There are (understandably) quite a lot of legal and even philosophical issues at stake in some of these battles over rights and regulations. These become even more complex as the first attempts were made in the late nineteenth century to establish international agreements. It should be remembered that authors such as Dickens were forced to struggle to establish their rights in the USA.
Many of today’s commercial strategies were already in play in previous centuries – so long as the technological means to create copies and profit were available. The painter Benjamin West made £400 for his famous 1771 depiction of The Death of General Woolfe, but almost one hundred times more from the engravings that were made from it.
It is also worth noting that two other factors complicated the drafting of legislation on these matters. One was the fact that the law (in Britain) was also being framed to protect the interest of the owners or the public against possibly unscrupulous artists. The second was that the idea that a work of art should be ‘new and original’ was a surprisingly late consideration, introduced only to the 1862 Fine Arts Copyright Bill.
There was also separate legislation covering copyright in works of dramatic art and performance rights. Amazingly, the nineteenth century world of theatre was rife with stenographers in the audience recording the text of new plays as they were acted out on stage. These were then sold on to other theatre managers, who often claimed copyright, rather than the original author.

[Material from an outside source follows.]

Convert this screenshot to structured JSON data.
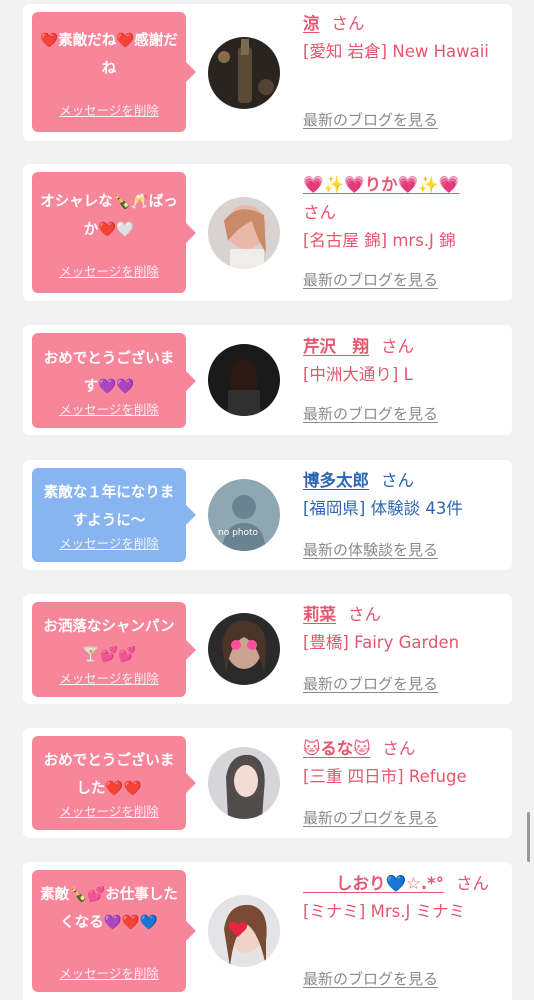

What this impressive collection of articles does not do is bring the arguments up into the digital age. That is understandable when its very objective is to establish a long history on which to build a new discipline. But anyone with the slightest interest in these issues of copyright and intellectual property rights will be keen to know how digitization and ease of reproduction are changing many of the traditional assumptions. Mashups, print-on-demand, open source software, file-sharing, and the new ‘hybrid economies’ of eCommerce are changing the face of copyright, ownership, and commercial rights. To keep up with these issues, you will need to look beyond the traditionalists to the work of Lawrence Lessig, Chris Anderson, and Cory Doctorow.
It’s an interesting book production in its own right. OpenBook Publishers are a new business supplying academic print on demand (PoD) titles. The books they publish are available, free to view on line as searchable PDFs – but a file can quickly be turned into a conventionally printed and bound book for those who wish to pay for it. This title, I must say, is a handsome volume you would be pleased to have on your shelves.